Quello di correggere uno dei difetti maggiori del nostro mercato del lavoro: la complessità degli adempimenti burocratici necessari per la costituzione del rapporto di lavoro dipendente e della disciplina applicabile al suo svolgimento e alla sua cessazione. In questa ottica, i buoni-lavoro servono a semplificare al massimo le cose là dove, altrimenti, per il carattere breve o saltuario del lavoro, le complicazioni burocratiche e giuridiche impedirebbero la costituzione di un rapporto di lavoro regolare.

Nei prossimi due mesi e mezzo, per scongiurare il referendum, potrebbe essere varato un decreto che corregga l’attuale norma. Come potrebbe essere disciplinato un nuovo meccanismo che contempli l’utilizzo di voucher?
Una scelta ragionevole potrebbe essere quella di vietare l’uso dei voucher alle imprese medio-grandi, consentendo però loro di utilizzare il contratto di lavoro intermittente, che nel 2015 è stato limitato ai soli giovani fino a 24 anni e agli over 55. Una delle cause che può aver contribuito all’aumento dell’uso dei buoni-lavoro nell’ultimo anno è probabilmente proprio quella limitazione. Vietarlo anche alle imprese di piccole dimensioni, invece, come prevede il disegno di legge approvato dalla Commissione della Camera, significa azzerare molte occasioni di lavoro accessorio svolto in modo trasparente e con i contributi assicurativi regolari.

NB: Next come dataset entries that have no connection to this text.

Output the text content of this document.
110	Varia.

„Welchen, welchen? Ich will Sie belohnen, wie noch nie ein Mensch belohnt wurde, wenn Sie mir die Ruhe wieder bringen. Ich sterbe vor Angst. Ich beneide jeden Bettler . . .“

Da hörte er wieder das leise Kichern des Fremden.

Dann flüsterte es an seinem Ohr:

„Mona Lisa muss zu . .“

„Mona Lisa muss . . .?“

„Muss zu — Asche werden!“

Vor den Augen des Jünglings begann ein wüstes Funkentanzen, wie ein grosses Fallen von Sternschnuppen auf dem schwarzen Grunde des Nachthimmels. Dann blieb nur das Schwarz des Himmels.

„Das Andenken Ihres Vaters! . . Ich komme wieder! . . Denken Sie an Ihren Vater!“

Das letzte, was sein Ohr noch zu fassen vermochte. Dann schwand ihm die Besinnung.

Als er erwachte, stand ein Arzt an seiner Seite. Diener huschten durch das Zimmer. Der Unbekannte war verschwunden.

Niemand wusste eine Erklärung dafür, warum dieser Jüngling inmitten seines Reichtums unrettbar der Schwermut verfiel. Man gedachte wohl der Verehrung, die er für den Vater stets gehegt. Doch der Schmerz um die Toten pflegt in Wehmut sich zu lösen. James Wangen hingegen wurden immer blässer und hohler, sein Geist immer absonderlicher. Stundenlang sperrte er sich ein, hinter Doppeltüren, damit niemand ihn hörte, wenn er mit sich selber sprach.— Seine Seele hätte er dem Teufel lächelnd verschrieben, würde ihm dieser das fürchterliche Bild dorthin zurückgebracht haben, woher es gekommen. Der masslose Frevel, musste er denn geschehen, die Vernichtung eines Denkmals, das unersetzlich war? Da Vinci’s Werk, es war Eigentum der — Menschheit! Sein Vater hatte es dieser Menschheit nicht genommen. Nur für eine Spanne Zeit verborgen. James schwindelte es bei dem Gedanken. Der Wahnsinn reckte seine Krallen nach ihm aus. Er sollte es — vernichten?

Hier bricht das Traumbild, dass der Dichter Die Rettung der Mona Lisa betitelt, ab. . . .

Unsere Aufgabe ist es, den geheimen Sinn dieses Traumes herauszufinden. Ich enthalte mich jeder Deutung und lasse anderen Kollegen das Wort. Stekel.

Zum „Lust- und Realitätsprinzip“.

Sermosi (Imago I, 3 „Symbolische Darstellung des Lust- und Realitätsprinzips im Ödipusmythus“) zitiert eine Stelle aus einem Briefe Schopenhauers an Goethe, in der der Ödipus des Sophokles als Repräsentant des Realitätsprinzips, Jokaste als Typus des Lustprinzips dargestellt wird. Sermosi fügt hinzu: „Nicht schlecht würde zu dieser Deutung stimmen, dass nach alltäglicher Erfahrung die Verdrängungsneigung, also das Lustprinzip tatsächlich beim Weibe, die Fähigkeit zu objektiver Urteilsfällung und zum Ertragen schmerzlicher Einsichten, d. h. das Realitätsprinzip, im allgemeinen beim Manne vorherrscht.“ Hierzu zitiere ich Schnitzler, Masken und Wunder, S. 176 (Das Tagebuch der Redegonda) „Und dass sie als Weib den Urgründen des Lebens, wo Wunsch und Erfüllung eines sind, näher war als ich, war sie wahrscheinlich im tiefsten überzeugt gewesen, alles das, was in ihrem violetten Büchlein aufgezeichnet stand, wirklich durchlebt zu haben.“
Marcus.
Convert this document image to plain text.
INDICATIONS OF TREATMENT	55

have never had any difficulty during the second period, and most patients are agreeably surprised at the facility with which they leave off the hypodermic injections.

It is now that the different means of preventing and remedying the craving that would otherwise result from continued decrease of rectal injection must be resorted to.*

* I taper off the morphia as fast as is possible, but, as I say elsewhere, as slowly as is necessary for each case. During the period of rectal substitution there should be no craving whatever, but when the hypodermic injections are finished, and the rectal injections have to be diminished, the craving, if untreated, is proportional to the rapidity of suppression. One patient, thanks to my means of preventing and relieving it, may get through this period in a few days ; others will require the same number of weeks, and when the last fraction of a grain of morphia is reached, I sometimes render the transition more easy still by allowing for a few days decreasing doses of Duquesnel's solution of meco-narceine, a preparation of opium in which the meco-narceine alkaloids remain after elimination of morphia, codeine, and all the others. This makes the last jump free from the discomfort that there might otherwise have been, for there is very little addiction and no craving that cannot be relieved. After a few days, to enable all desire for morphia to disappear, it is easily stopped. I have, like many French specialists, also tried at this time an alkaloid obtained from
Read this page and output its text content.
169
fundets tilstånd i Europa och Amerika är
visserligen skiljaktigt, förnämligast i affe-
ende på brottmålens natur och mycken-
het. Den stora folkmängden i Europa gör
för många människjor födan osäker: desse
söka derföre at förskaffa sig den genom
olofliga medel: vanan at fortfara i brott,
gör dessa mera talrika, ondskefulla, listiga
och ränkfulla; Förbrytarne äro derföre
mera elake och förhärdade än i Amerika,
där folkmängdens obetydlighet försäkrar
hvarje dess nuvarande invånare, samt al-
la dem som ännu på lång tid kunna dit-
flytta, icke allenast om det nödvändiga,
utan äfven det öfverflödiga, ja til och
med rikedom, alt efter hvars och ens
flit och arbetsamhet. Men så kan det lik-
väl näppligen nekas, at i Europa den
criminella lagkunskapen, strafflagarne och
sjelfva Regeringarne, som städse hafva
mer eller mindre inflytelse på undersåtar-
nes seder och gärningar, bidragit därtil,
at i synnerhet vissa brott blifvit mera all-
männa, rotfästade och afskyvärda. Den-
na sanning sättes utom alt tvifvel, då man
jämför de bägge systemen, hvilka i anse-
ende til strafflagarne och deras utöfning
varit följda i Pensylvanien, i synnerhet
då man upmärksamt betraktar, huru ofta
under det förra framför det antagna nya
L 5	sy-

Che cosa altro prevede il “testo unificato” approvato dalla Commissione Lavoro della Camera?

Oltre a vietare i voucher a tutte le imprese, escluse soltanto quelle totalmente prive di dipendenti, e a tutti i liberi professionisti, li vieta anche a tutti coloro che abbiano più di 24 anni e non siano pensionati, o disabili, o immigrati regolari disoccupati. Inoltre stabilisce in modo tassativo gli otto tipi, molto circoscritti, di attività per le quali è ammesso l’uso dei voucher da parte di singole persone.

Cosa succede se questo testo diventa legge?
Si ottiene di fatto un quasi azzeramento dei voucher: un risultato molto vicino a quello che chiede la Cgil. Mi parrebbe molto meglio correggere la legge nel modo ragionevole di cui abbiamo parlato prima. A quel punto, anche se la Corte di Cassazione non considerasse la correzione sufficiente per evitare il referendum, ci penserebbe la maggioranza degli elettori a evitare l’assurdità dell’abrogazione totale di uno strumento utile per consentire anche ai margini del tessuto produttivo una forma di lavoro trasparente e con tutte le coperture assicurative.